Du machst fröhlich

Du machst fröhlich, was da lebet im Osten wie im Westen

Psalm 65, 9

Es ist die Nacht vom 2. zum 3. Oktober 1990: Hunderttausende feiern in Berlin rund um das Brandenburger Tor den Vollzug der Deutschen Einheit. Und Millionen erleben es daheim an den Bildschirmen mit! Am nächsten Morgen kommen an die Tausend Menschen aus Ost und West in unserer Falkensteiner Kirche zu einem Dankgottesdienst zusammen.
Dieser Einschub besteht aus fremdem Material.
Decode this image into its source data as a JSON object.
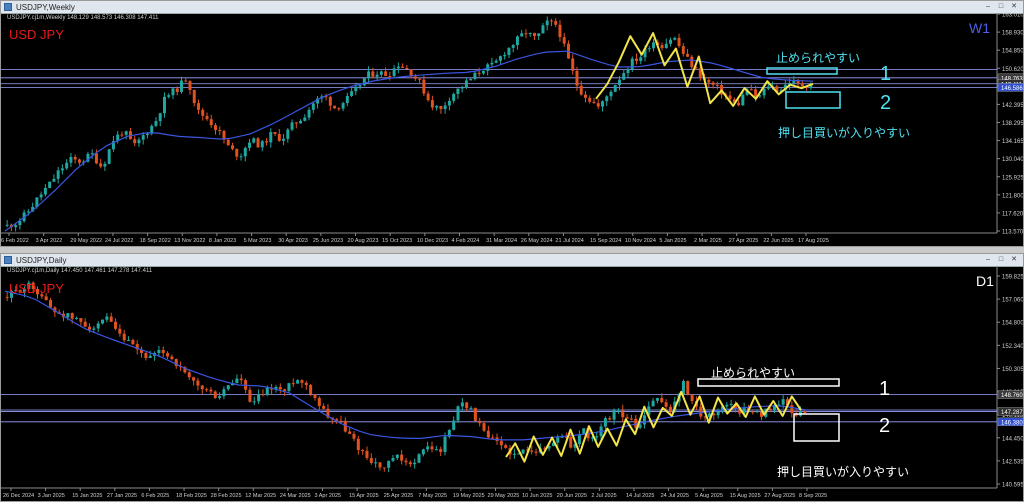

Vorn vor dem Altar ist ein großes Blumenbild gelegt, in Gestalt einer Karte des vereinten Deutschlands - mittendrin die Worte: „GOTT SEI DANK!“. Ich soll die Festpredigt halten und habe mir dafür ein Psalmwort gewählt, das genau das beschreibt, was uns an diesem Tag erfüllt: „Du machst fröhlich, was da lebt im Osten wie im Westen“.

Genau 18 Jahre später begegnet uns jetzt dieses Wort als Monatsspruch wieder. Kann man sagen, dass wir Menschen in Falkenstein heute noch über die damals vollzogene Einheit Deutschlands „fröhlich“ sind? Wobei mit „fröhlich“ in diesem Bibelvers nicht gemeint ist, dass man immer lustig und gut aufgelegt ist, sondern es hat die Bedeutung von „dankbar sein“ oder „zufrieden sein“.

Mir scheint, dass im Laufe der Jahre die Dankbarkeit immer mehr ab- und die Resignation immer mehr zugenommen hat. Wer traut sich heute noch, jemandem zu sagen: „Ich bin zufrieden, mir geht’s gut!“? – muss er nicht sofort mit der Entgegnung rechnen: „Du hast gut reden, aber schau mal meine Situation an!“? Jeder weiß, die Einheit Deutschlands brachte auch eine Menge Probleme mit: Arbeitslosigkeit, Kriminalität, Korruption, Inflation, Unmenschlichkeit. Aber wir Deutschen sind in der Gefahr, dass wir nun nur noch von den Belastungen und Schwierigkeiten sprechen; dagegen nehmen wir das viele Gute, das uns die Einheit gebracht hat, für selbstverständlich hin, als hätte das einfach so zu sein.

Unser Bibelvers beginnt mit dem Wort DU – „Du machst fröhlich“. Damit ist Gott gemeint! Also nicht der materielle Wohlstand macht Menschen fröhlich - sondern das, was Gott tut. Wir sollten nicht vergessen, dass die Wende und die Wiedervereinigung Gottes Werk waren! Wir sollten nicht vergessen, von welchem unmenschlichen System uns Gott damals befreit hat! Dass wir wie in einem riesigen Zuchthaus eingesperrt waren und manchem von uns nicht mal gestattet war, seinen sterbenden Vater im anderen Teil Deutschlands zu besuchen! Wir sollten nicht vergessen, wie mit Andersdenkenden verfahren wurde und dass für die, die eine kritische Haltung gegenüber der DDR wagten, zuletzt schon die Internierungslager vorbereitet waren! Wir sollten nicht vergessen, mit welcher Arroganz konfirmierte Kinder alle möglichen Benachteiligungen zu spüren bekamen, bis dahin, dass ihnen der Zugang zu EOS und Studium verweigert wurde! Wir sollten auch nicht vergessen, dass die Wirtschaft der DDR zuletzt vor dem Bankrott stand! Wir sollten uns erinnern an die leeren Geschäfte und das Schlangestehen, und dass es in der DDR viele lebensrettende Medikamente einfach nicht gab! Erinnern wir uns auch noch an die verpestete Luft und die verseuchten Böden und Flüsse? Heute nehmen wir für selbstverständlich, dass das Telefon funktioniert und wir in richtigen Autos über glatte Straßen fahren - wissen wir noch, dass unser Telefonnetz seit 1928 nicht mehr modernisiert war und die Wartezeit auf einen Telefonanschluss in Jahrzehnten bemessen wurde, ebenso wie man auf einen Trabi 15 Jahre warten musste? Und wenn inzwischen ein Haus nach dem anderen modernisiert ist – haben wir vergessen, dass damals beinahe die ganze alte Bausubstanz marode und einsturzgefährdet war?

Es ist gut, wenn wir uns zum Tag der Einheit wieder an solche Dinge erinnern. Und vor allem daran, dass wir all das Gute wirklich Gott zu verdanken haben! Mit den entstandenen Problemen und Sorgen können wir uns an Gott wenden, statt über sie zu jammern. Aber jeder hat auch Grund zum Danken. Gejammer macht missmutig, aber Dankbarkeit macht froh. „Jeden Tag ein Klagelied weniger und ein Loblied mehr“ – das wäre eine gute Sache.